Could painkillers and antidepressants explain the discrepancy between what a person does and who they are? You’ve probably heard about the old cliché – someone commits a murder, but despite the evidence in front of them, all of the individual’s friends and family members say that they’re the sweetest, calmest person in the world and could never do such an ugly thing.
Well, we might finally have a potential answer. A new study conducted by Finish researchers found that certain medical drugs that affect the central nervous system (psychotropic drugs) do in fact cause violent behavior in patients and make them much more likely to commit homicide.
Dr. Jari Tiihonen, lead author and professor, gave a statement saying that “I think that these chemical substances affect the impulse control of the person. The only surprising result was that painkillers also increase the risk”.

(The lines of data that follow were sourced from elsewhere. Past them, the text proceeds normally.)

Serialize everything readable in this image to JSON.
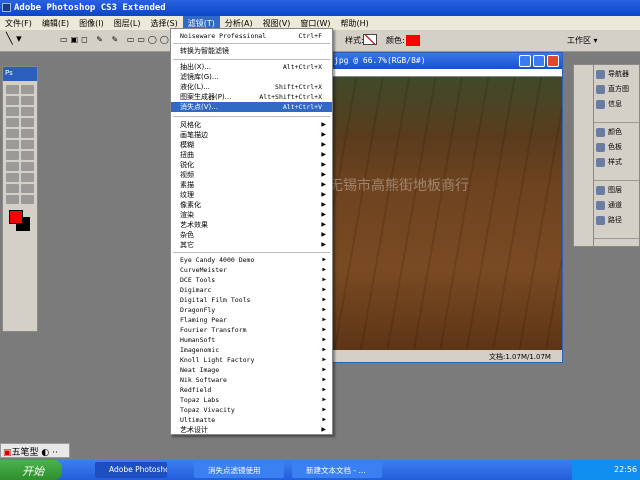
{
  "window": {
    "title": "Adobe Photoshop CS3 Extended"
  },
  "menubar": [
    "文件(F)",
    "编辑(E)",
    "图像(I)",
    "图层(L)",
    "选择(S)",
    "滤镜(T)",
    "分析(A)",
    "视图(V)",
    "窗口(W)",
    "帮助(H)"
  ],
  "options": {
    "style_label": "样式:",
    "color_label": "颜色:",
    "color_value": "#ff0000",
    "workspace": "工作区 ▾"
  },
  "filter_menu": {
    "top": [
      {
        "label": "Noiseware Professional",
        "shortcut": "Ctrl+F"
      }
    ],
    "smart": "转换为智能滤镜",
    "group1": [
      {
        "label": "抽出(X)...",
        "shortcut": "Alt+Ctrl+X"
      },
      {
        "label": "滤镜库(G)...",
        "shortcut": ""
      },
      {
        "label": "液化(L)...",
        "shortcut": "Shift+Ctrl+X"
      },
      {
        "label": "图案生成器(P)...",
        "shortcut": "Alt+Shift+Ctrl+X"
      },
      {
        "label": "消失点(V)...",
        "shortcut": "Alt+Ctrl+V",
        "highlighted": true
      }
    ],
    "builtin": [
      "风格化",
      "画笔描边",
      "模糊",
      "扭曲",
      "锐化",
      "视频",
      "素描",
      "纹理",
      "像素化",
      "渲染",
      "艺术效果",
      "杂色",
      "其它"
    ],
    "plugins": [
      "Eye Candy 4000 Demo",
      "CurveMeister",
      "DCE Tools",
      "Digimarc",
      "Digital Film Tools",
      "DragonFly",
      "Flaming Pear",
      "Fourier Transform",
      "HumanSoft",
      "Imagenomic",
      "Knoll Light Factory",
      "Neat Image",
      "Nik Software",
      "Redfield",
      "Topaz Labs",
      "Topaz Vivacity",
      "Ultimatte",
      "艺术设计"
    ]
  },
  "document": {
    "title": "jpg @ 66.7%(RGB/8#)",
    "status": "文档:1.07M/1.07M",
    "watermark": "无锡市高熊街地板商行"
  },
  "panels": [
    [
      "导航器",
      "直方图",
      "信息"
    ],
    [
      "颜色",
      "色板",
      "样式"
    ],
    [
      "图层",
      "通道",
      "路径"
    ]
  ],
  "toolbox": {
    "header": "Ps",
    "fg_color": "#ff0000",
    "bg_color": "#000000"
  },
  "ime": {
    "label": "五笔型"
  },
  "taskbar": {
    "start": "开始",
    "tasks": [
      "Adobe Photoshop ...",
      "消失点滤镜使用",
      "新建文本文档 - ..."
    ],
    "clock": "22:56"
  }
}
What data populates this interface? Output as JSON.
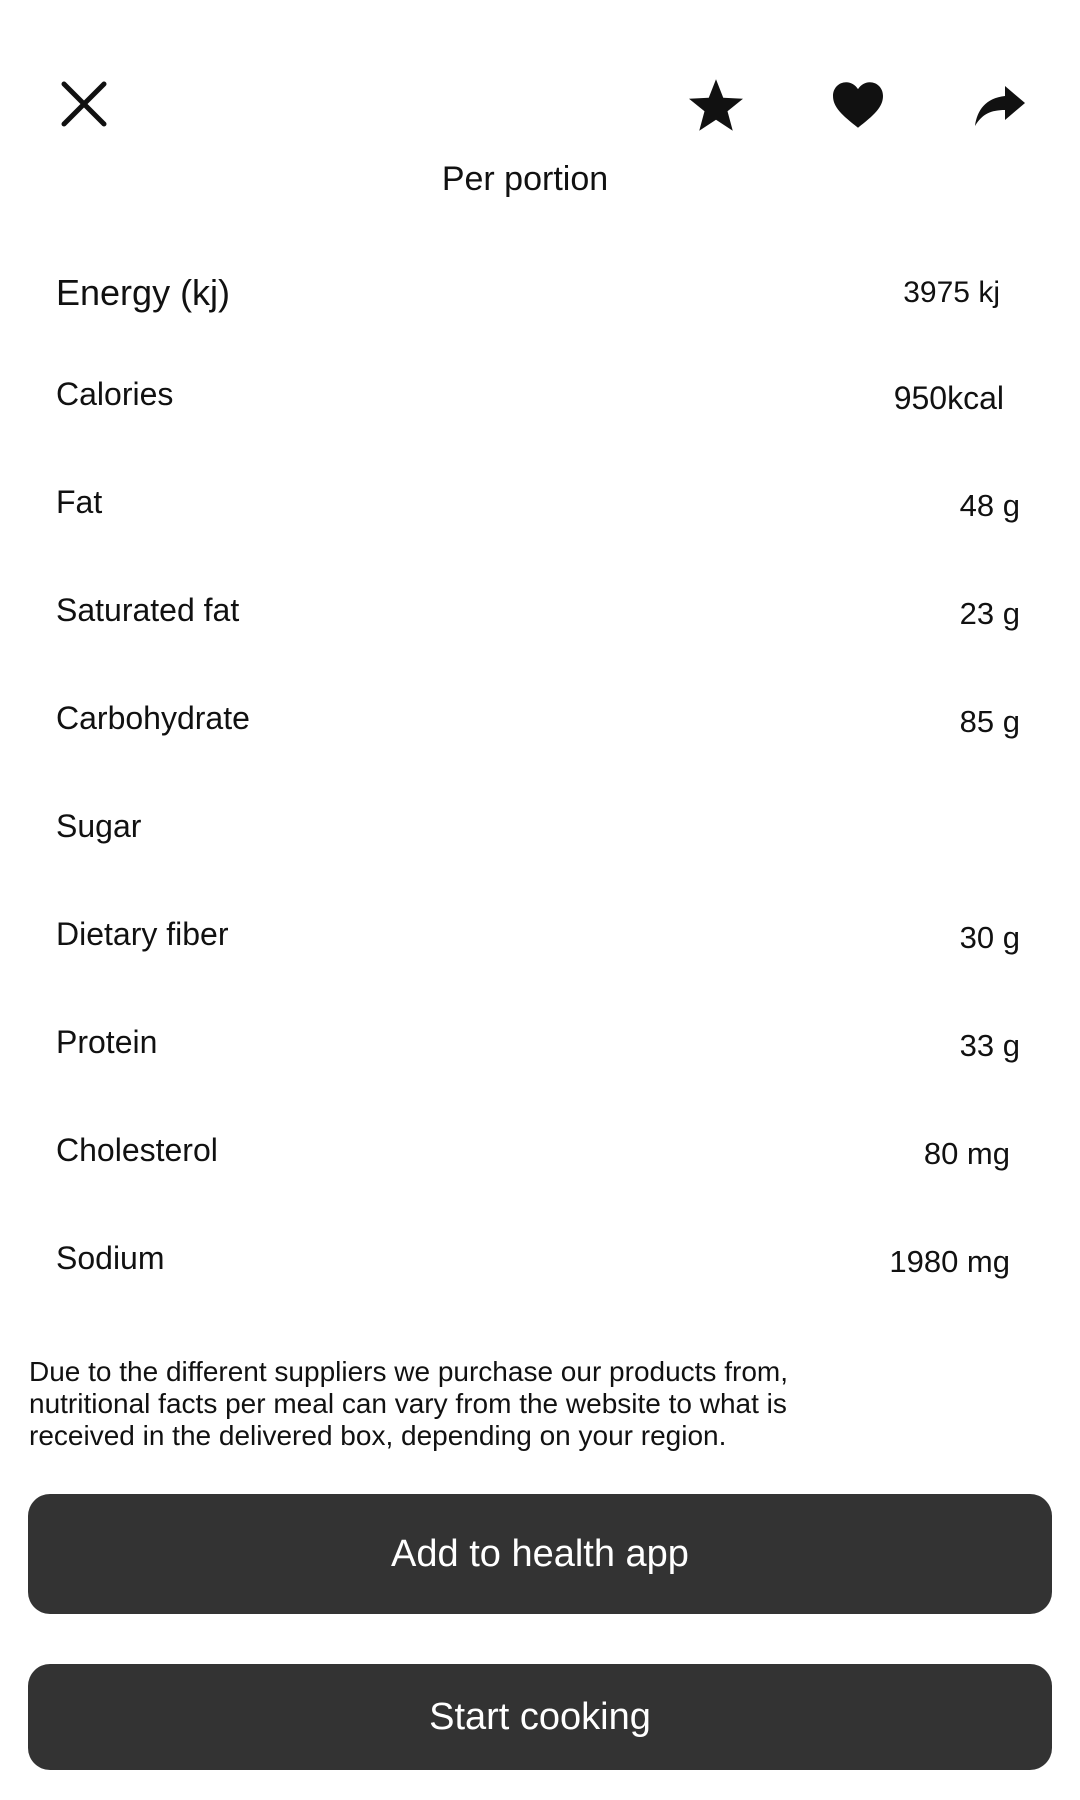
{
  "header": {
    "icons": {
      "close": "close-icon",
      "favorite_star": "star-icon",
      "like": "heart-icon",
      "share": "share-icon"
    },
    "subtitle": "Per portion"
  },
  "nutrition": {
    "rows": [
      {
        "label": "Energy (kj)",
        "value": "3975 kj"
      },
      {
        "label": "Calories",
        "value": "950kcal"
      },
      {
        "label": "Fat",
        "value": "48 g"
      },
      {
        "label": "Saturated fat",
        "value": "23 g"
      },
      {
        "label": "Carbohydrate",
        "value": "85 g"
      },
      {
        "label": "Sugar",
        "value": ""
      },
      {
        "label": "Dietary fiber",
        "value": "30 g"
      },
      {
        "label": "Protein",
        "value": "33 g"
      },
      {
        "label": "Cholesterol",
        "value": "80 mg"
      },
      {
        "label": "Sodium",
        "value": "1980 mg"
      }
    ]
  },
  "disclaimer": {
    "line1": "Due to the different suppliers we purchase our products from,",
    "line2": "nutritional facts per meal can vary from the website to what is",
    "line3": "received in the delivered box, depending on your region."
  },
  "actions": {
    "add_to_health_label": "Add to health app",
    "start_cooking_label": "Start cooking"
  },
  "colors": {
    "button_bg": "#333333",
    "button_text": "#ffffff",
    "text": "#111111"
  }
}
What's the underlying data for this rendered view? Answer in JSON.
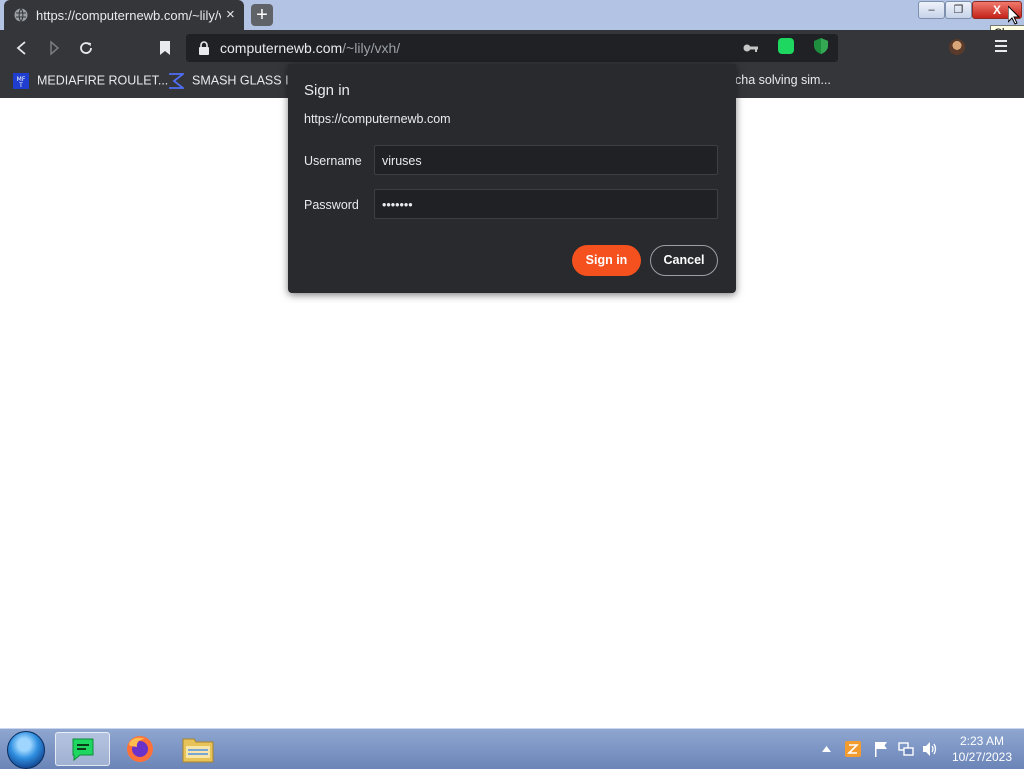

The team of researchers set out to investigate the subject due to the many school massacres in Finland and the United States that often end with someone blaming antidepressants for the behavior of the young people responsible for the tragedy.
Dr. Jari Tiihonen expressed great concern over such unconfirmed believes affecting drug prescription practices due to the massive amount of negative publicity.
He said that in order to establish a link between medical drugs and an increased risk of committing a homicide four (4) things must hold true: the sample of subjects needs to be representative, the reason for taking the drug needs to be taken into account, the effect needs to be controlled, the effect of any other drug the subject might be taking also has to be taken into account.
For their study, Tiihonen and his team looked at the Finnish Homicide Database and analyzed the files of more than 900 convicted murders (959 to be exact) in order to determines the pre-murder use of prescription drugs. They were all homicides that occurred between the years of 2003 band 2011.
As a measure of control, each convicted murder was grouped with ten (10) other people who shared the same age, sex and home municipality.
The researchers found that benzodiazepines and painkillers are truly connected to a much higher risk of committing homicide, but that antidepressants only pose a lower risk.
Statistically speaking, antipsychotics pose no risk of committing a murder whatsoever, antidepressants increased the risk by 31 percent (31%), benzodiazepines (often used to treat insomnia or anxiety) increased the risk by 45 percent (45%), opiate painkillers increased the risk by no less than 92 percent (92%), and anti-inflammatory painkillers increased the risk by an astonishing 206 percent (206%).
For young people under the age of 26 the risks are even greater. Benzodiazepines increased the risk of committing a murder by 95 percent (95%), while opiate painkillers increased the risk by 223 percent (223%).
The experts explained that benzodiazepines are responsible for weakening impulse control and that painkillers are very likely to affect emotional processing. To make matters worse, benzodiazepines are often prescribed in very high doses and treats last for very long chunks of time.